There are several conceptual pieces that are put together to make the working Bitcoin digital currency. The data which defines Bitcoin transactions is stored in a data structure called a blockchain. A key feature of blockchains involves cryptographic “hashing”. That is the focus of today’s post.
A hash function is any function that can be used to map initial data of arbitrary size to fixed-size values. The initial data may be called the key or the message. The values returned by a hash function are called hash values, hash codes, digests, or simply “hashes”. A common use for hashing in the past has been to do large-scale data storage and retrieval more efficiently, as described in Wikipedia. That link also discusses how some actual hashing calculations are done.
Here we will focus on cryptographic applications of hashing. For this purpose, hash functions are chosen which are for all practical purposes one-way. It is straightforward to start with the “message” and compute the hash. But it is not feasible to start with the hash and back-calculate the initial message, even if you know the algorithm used for the hash function. Typically the only way to find the message is to run a brute-force search of all possible inputs until you find a match to the output hash.
A good cryptographic hash function has the following main properties:
- It is deterministic, meaning that the same message always results in the same hash
- It is quick to compute the hash value for any given message
- It is infeasible to generate a message that yields a given hash value (i.e. to reverse the process that generated the given hash value)
- It is infeasible to find two different messages with the same hash value
- A small change to a message should change the hash value so extensively that a new hash value appears uncorrelated with the old hash value
The figure below shows the hash or “Digest” for several different text strings, using the SHA-1 hash function.
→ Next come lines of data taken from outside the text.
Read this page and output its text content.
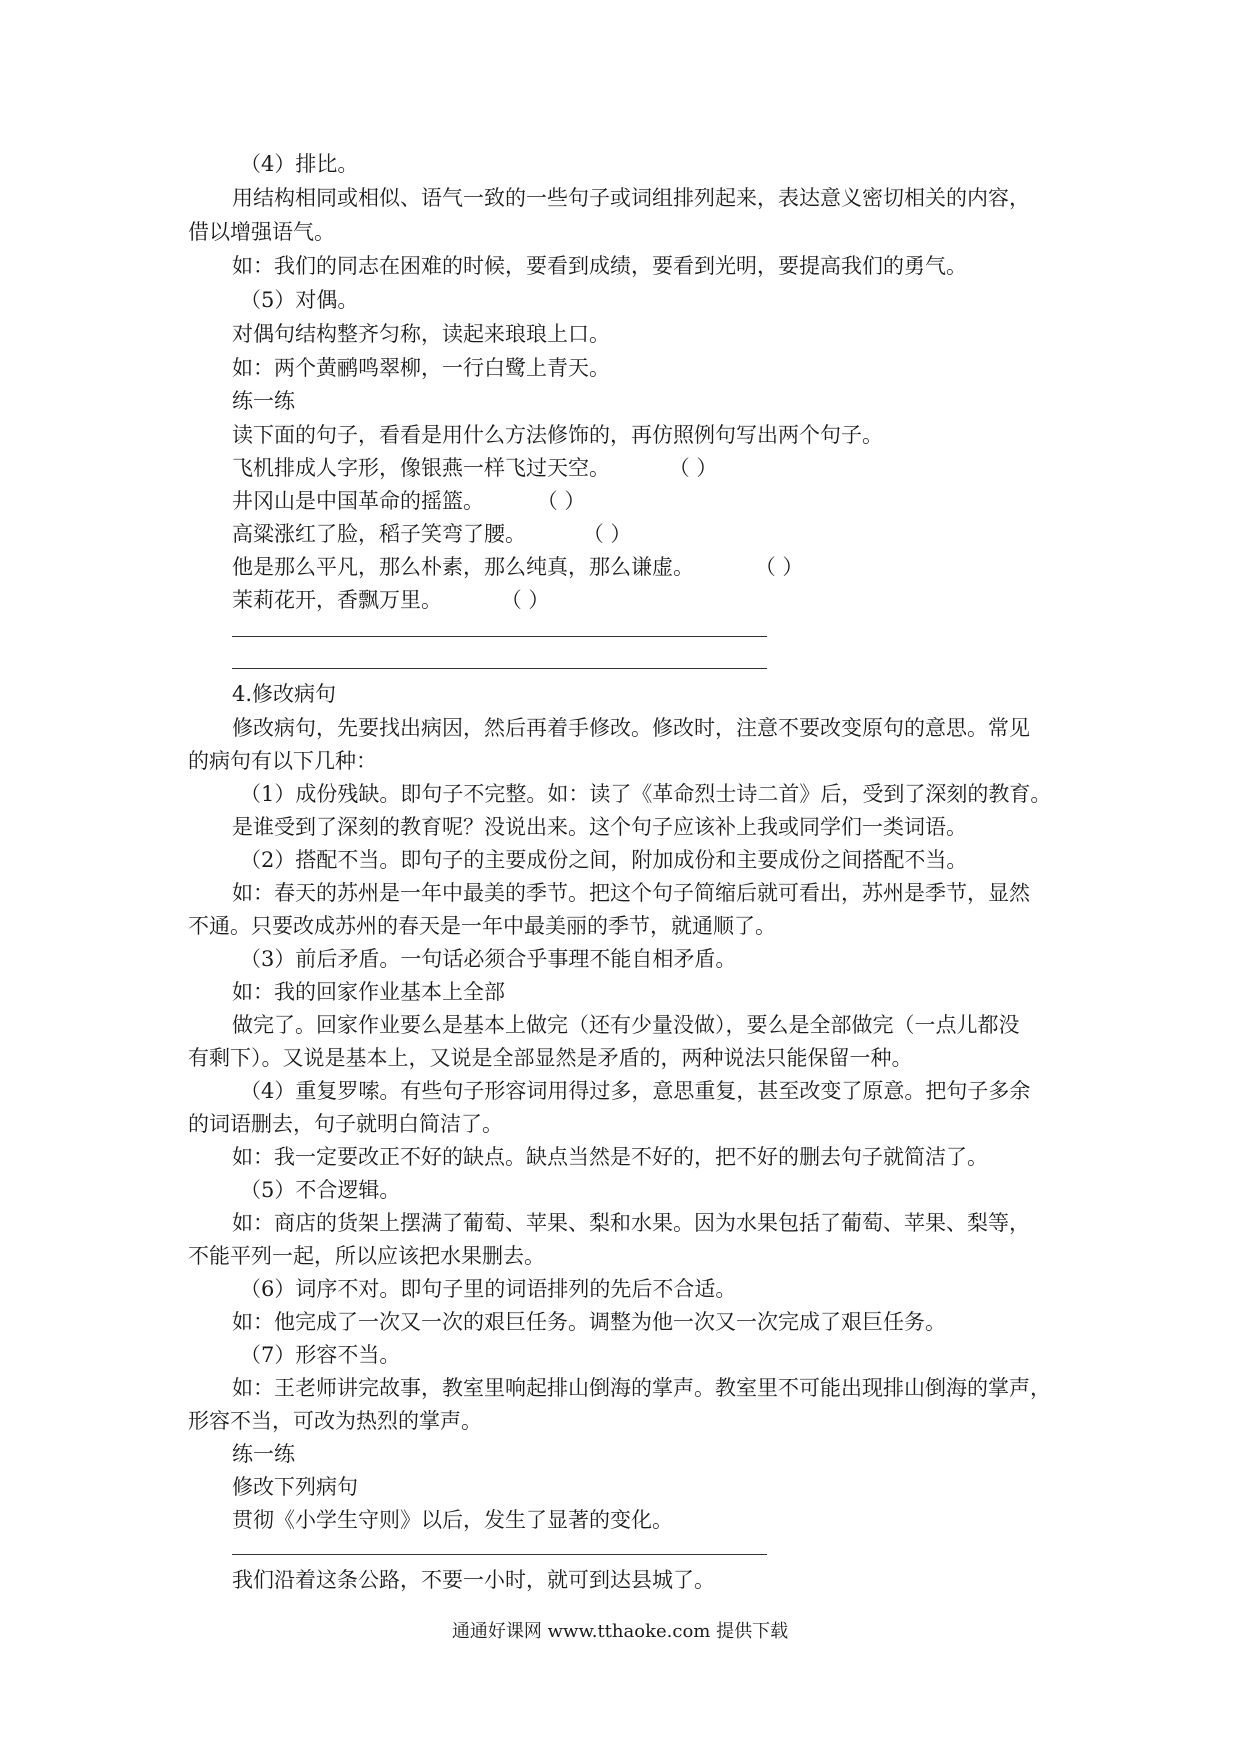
（4）排比。
用结构相同或相似、语气一致的一些句子或词组排列起来，表达意义密切相关的内容，
借以增强语气。
如：我们的同志在困难的时候，要看到成绩，要看到光明，要提高我们的勇气。
（5）对偶。
对偶句结构整齐匀称，读起来琅琅上口。
如：两个黄鹂鸣翠柳，一行白鹭上青天。
练一练
读下面的句子，看看是用什么方法修饰的，再仿照例句写出两个句子。
飞机排成人字形，像银燕一样飞过天空。	（ ）
井冈山是中国革命的摇篮。	（ ）
高粱涨红了脸，稻子笑弯了腰。	（ ）
他是那么平凡，那么朴素，那么纯真，那么谦虚。	（ ）
茉莉花开，香飘万里。	（ ）
4.修改病句
修改病句，先要找出病因，然后再着手修改。修改时，注意不要改变原句的意思。常见
的病句有以下几种：
（1）成份残缺。即句子不完整。如：读了《革命烈士诗二首》后，受到了深刻的教育。
是谁受到了深刻的教育呢？没说出来。这个句子应该补上我或同学们一类词语。
（2）搭配不当。即句子的主要成份之间，附加成份和主要成份之间搭配不当。
如：春天的苏州是一年中最美的季节。把这个句子简缩后就可看出，苏州是季节，显然
不通。只要改成苏州的春天是一年中最美丽的季节，就通顺了。
（3）前后矛盾。一句话必须合乎事理不能自相矛盾。
如：我的回家作业基本上全部
做完了。回家作业要么是基本上做完（还有少量没做），要么是全部做完（一点儿都没
有剩下）。又说是基本上，又说是全部显然是矛盾的，两种说法只能保留一种。
（4）重复罗嗦。有些句子形容词用得过多，意思重复，甚至改变了原意。把句子多余
的词语删去，句子就明白简洁了。
如：我一定要改正不好的缺点。缺点当然是不好的，把不好的删去句子就简洁了。
（5）不合逻辑。
如：商店的货架上摆满了葡萄、苹果、梨和水果。因为水果包括了葡萄、苹果、梨等，
不能平列一起，所以应该把水果删去。
（6）词序不对。即句子里的词语排列的先后不合适。
如：他完成了一次又一次的艰巨任务。调整为他一次又一次完成了艰巨任务。
（7）形容不当。
如：王老师讲完故事，教室里响起排山倒海的掌声。教室里不可能出现排山倒海的掌声，
形容不当，可改为热烈的掌声。
练一练
修改下列病句
贯彻《小学生守则》以后，发生了显著的变化。
我们沿着这条公路，不要一小时，就可到达县城了。
通通好课网 www.tthaoke.com 提供下载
Note that all these strings generate a hash of the same length. Also, small changes in the input text (e.g. “ouer” or “over” versus “over”) lead to big changes in the output hash. These features help make it essentially impossible to deduce anything about the input string by examination of the output hash.
Cryptographic hashing is used in a number of ways, including digital signatures and message authentication. Here we will focus on how it applies in cryptocurrencies like Bitcoin.
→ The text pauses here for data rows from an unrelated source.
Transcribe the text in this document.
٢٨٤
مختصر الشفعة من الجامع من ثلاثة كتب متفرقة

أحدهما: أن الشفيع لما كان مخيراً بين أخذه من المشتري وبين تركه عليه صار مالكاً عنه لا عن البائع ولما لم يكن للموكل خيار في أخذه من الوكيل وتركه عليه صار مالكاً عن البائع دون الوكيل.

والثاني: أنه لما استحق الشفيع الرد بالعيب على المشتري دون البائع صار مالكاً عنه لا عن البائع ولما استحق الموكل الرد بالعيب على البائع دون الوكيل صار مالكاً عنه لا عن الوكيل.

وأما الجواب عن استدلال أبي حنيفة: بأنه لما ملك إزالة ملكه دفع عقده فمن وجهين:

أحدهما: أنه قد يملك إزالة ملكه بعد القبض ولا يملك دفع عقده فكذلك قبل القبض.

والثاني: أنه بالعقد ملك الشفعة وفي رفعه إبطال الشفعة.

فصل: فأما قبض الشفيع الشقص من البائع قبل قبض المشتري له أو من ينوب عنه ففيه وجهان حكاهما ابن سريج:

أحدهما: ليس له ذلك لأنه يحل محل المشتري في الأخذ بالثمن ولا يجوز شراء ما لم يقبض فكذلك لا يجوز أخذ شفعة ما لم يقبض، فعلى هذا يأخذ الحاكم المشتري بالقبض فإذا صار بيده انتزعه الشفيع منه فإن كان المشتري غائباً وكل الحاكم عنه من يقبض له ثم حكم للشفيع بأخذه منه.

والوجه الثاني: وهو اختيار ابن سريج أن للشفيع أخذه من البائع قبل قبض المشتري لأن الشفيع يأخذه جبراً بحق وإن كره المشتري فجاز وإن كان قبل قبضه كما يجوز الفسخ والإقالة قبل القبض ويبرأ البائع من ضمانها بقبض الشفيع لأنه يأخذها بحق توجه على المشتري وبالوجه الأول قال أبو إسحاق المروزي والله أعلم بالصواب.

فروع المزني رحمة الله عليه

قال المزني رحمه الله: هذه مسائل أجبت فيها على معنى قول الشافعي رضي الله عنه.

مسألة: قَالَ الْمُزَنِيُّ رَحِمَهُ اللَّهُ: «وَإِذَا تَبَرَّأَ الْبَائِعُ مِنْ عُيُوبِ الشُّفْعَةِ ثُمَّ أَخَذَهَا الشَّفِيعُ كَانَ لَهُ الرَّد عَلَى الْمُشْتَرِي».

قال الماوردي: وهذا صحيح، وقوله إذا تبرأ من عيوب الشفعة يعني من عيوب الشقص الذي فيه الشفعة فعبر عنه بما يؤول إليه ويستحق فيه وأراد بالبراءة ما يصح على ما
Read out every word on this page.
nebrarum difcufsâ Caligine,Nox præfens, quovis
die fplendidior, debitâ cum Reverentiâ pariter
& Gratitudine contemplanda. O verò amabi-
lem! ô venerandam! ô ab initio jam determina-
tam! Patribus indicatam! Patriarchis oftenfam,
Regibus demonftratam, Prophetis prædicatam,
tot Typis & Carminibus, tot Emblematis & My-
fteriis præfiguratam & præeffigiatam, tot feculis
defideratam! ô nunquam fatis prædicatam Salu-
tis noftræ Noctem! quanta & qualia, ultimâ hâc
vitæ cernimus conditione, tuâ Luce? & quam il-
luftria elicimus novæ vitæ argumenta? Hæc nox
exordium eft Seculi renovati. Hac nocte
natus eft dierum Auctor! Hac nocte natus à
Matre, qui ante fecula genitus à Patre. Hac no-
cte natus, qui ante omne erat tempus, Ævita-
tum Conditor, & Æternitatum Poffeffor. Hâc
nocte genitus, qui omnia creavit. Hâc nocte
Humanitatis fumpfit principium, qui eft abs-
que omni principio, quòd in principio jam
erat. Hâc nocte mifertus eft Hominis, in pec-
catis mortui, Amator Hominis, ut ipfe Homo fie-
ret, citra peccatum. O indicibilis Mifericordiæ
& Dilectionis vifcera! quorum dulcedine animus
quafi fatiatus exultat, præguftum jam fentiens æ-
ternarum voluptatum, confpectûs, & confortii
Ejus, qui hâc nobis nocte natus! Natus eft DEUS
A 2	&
In Bitcoin it is desired to have multiple “miners” working on multiple nodes to log and confirm the actual financial transactions made with Bitcoin. The cryptography comes in as a way for a given miner to prove to everyone else on the network that they have indeed processed the transactional data correctly, and that they have put significant cost or effort into it. Ideally, the initial calculations by the miner are somewhat costly, but it is very easy and quick for anyone else to verify that that miner really has solved the puzzle.
The mining task consists of starting with a defined set of input data plus an arbitrary “nonce” number, and running a hash function on that (i.e. on the input data along with the nonce). The goal (in order to claim validation for that block of data) is to generate a hash below a certain value, i.e. that begins with a certain number of zeros. That is the “puzzle” to be solved. The only way to do that is to run through a huge number of possible nonce values, till an output hash value is found which has the desired number of zeroes as its first several digits. Part of the operation of Bitcoin is that the system software automatically varies the number of zeroes required in order to keep the average transaction time for solving the puzzle to about ten minutes. The relative difficulty of getting the solution has increased steadily with time, as miners employ ever more powerful, special-purpose computing equipment. As of August, 2020, the odds of getting an acceptable hash for a given nonce value were less than 1 in 16 trillion.
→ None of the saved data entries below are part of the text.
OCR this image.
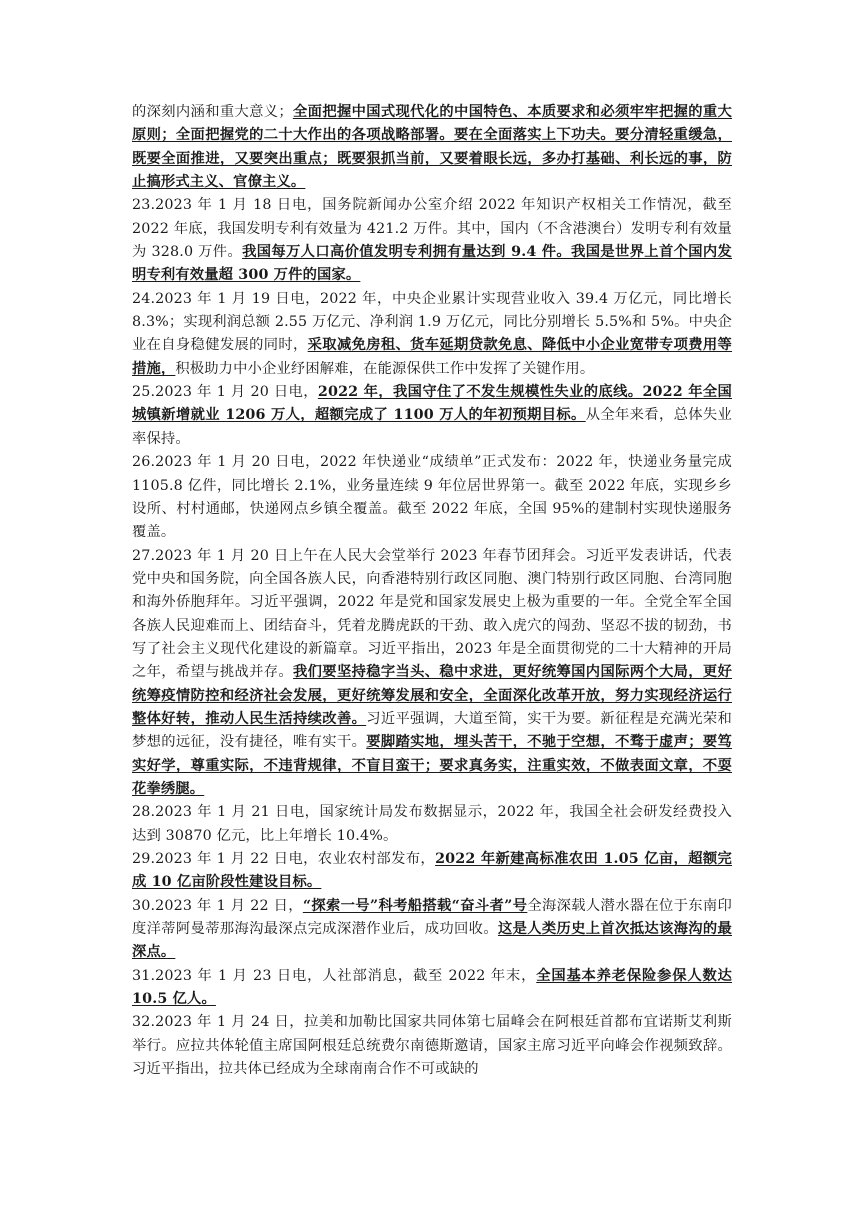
的深刻内涵和重大意义；全面把握中国式现代化的中国特色、本质要求和必须牢牢把握的重大原则；全面把握党的二十大作出的各项战略部署。要在全面落实上下功夫。要分清轻重缓急，既要全面推进，又要突出重点；既要狠抓当前，又要着眼长远，多办打基础、利长远的事，防止搞形式主义、官僚主义。

23.2023 年 1 月 18 日电，国务院新闻办公室介绍 2022 年知识产权相关工作情况，截至 2022 年底，我国发明专利有效量为 421.2 万件。其中，国内（不含港澳台）发明专利有效量为 328.0 万件。我国每万人口高价值发明专利拥有量达到 9.4 件。我国是世界上首个国内发明专利有效量超 300 万件的国家。

24.2023 年 1 月 19 日电，2022 年，中央企业累计实现营业收入 39.4 万亿元，同比增长 8.3%；实现利润总额 2.55 万亿元、净利润 1.9 万亿元，同比分别增长 5.5%和 5%。中央企业在自身稳健发展的同时，采取减免房租、货车延期贷款免息、降低中小企业宽带专项费用等措施，积极助力中小企业纾困解难，在能源保供工作中发挥了关键作用。

25.2023 年 1 月 20 日电，2022 年，我国守住了不发生规模性失业的底线。2022 年全国城镇新增就业 1206 万人，超额完成了 1100 万人的年初预期目标。从全年来看，总体失业率保持。

26.2023 年 1 月 20 日电，2022 年快递业“成绩单”正式发布：2022 年，快递业务量完成 1105.8 亿件，同比增长 2.1%，业务量连续 9 年位居世界第一。截至 2022 年底，实现乡乡设所、村村通邮，快递网点乡镇全覆盖。截至 2022 年底，全国 95%的建制村实现快递服务覆盖。

27.2023 年 1 月 20 日上午在人民大会堂举行 2023 年春节团拜会。习近平发表讲话，代表党中央和国务院，向全国各族人民，向香港特别行政区同胞、澳门特别行政区同胞、台湾同胞和海外侨胞拜年。习近平强调，2022 年是党和国家发展史上极为重要的一年。全党全军全国各族人民迎难而上、团结奋斗，凭着龙腾虎跃的干劲、敢入虎穴的闯劲、坚忍不拔的韧劲，书写了社会主义现代化建设的新篇章。习近平指出，2023 年是全面贯彻党的二十大精神的开局之年，希望与挑战并存。我们要坚持稳字当头、稳中求进，更好统筹国内国际两个大局，更好统筹疫情防控和经济社会发展，更好统筹发展和安全，全面深化改革开放，努力实现经济运行整体好转，推动人民生活持续改善。习近平强调，大道至简，实干为要。新征程是充满光荣和梦想的远征，没有捷径，唯有实干。要脚踏实地，埋头苦干，不驰于空想，不骛于虚声；要笃实好学，尊重实际，不违背规律，不盲目蛮干；要求真务实，注重实效，不做表面文章，不耍花拳绣腿。

28.2023 年 1 月 21 日电，国家统计局发布数据显示，2022 年，我国全社会研发经费投入达到 30870 亿元，比上年增长 10.4%。

29.2023 年 1 月 22 日电，农业农村部发布，2022 年新建高标准农田 1.05 亿亩，超额完成 10 亿亩阶段性建设目标。

30.2023 年 1 月 22 日，“探索一号”科考船搭载“奋斗者”号全海深载人潜水器在位于东南印度洋蒂阿曼蒂那海沟最深点完成深潜作业后，成功回收。这是人类历史上首次抵达该海沟的最深点。

31.2023 年 1 月 23 日电，人社部消息，截至 2022 年末，全国基本养老保险参保人数达 10.5 亿人。

32.2023 年 1 月 24 日，拉美和加勒比国家共同体第七届峰会在阿根廷首都布宜诺斯艾利斯举行。应拉共体轮值主席国阿根廷总统费尔南德斯邀请，国家主席习近平向峰会作视频致辞。习近平指出，拉共体已经成为全球南南合作不可或缺的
Here is a figure showing how this works in more detail:
The input to the hash function includes several header-type numbers (in yellow above, including the nonce). One of the header items is the hash of the previous valid block of data, which plays a crucial role in ensuring the integrity of the whole data chain. Another header item is a hash of the actual transactional data (in gray), which is represented as a “Merkle root”. (In practice, there are some additional complexities in the way this hash function is computed, involving breaking the problem down into smaller sub-problems that are hashed and then combined).
If a miner succeeds in finding a suitable nonce, he sends out his solution to the rest of the network, where it can easily be verified. For any single nonce value, it is very quick for others to run the input data plus the nonce through the hash function, and test whether the resulting hash begins with the requisite number of zeroes. If all goes well, the miner is rewarded with some Bitcoin.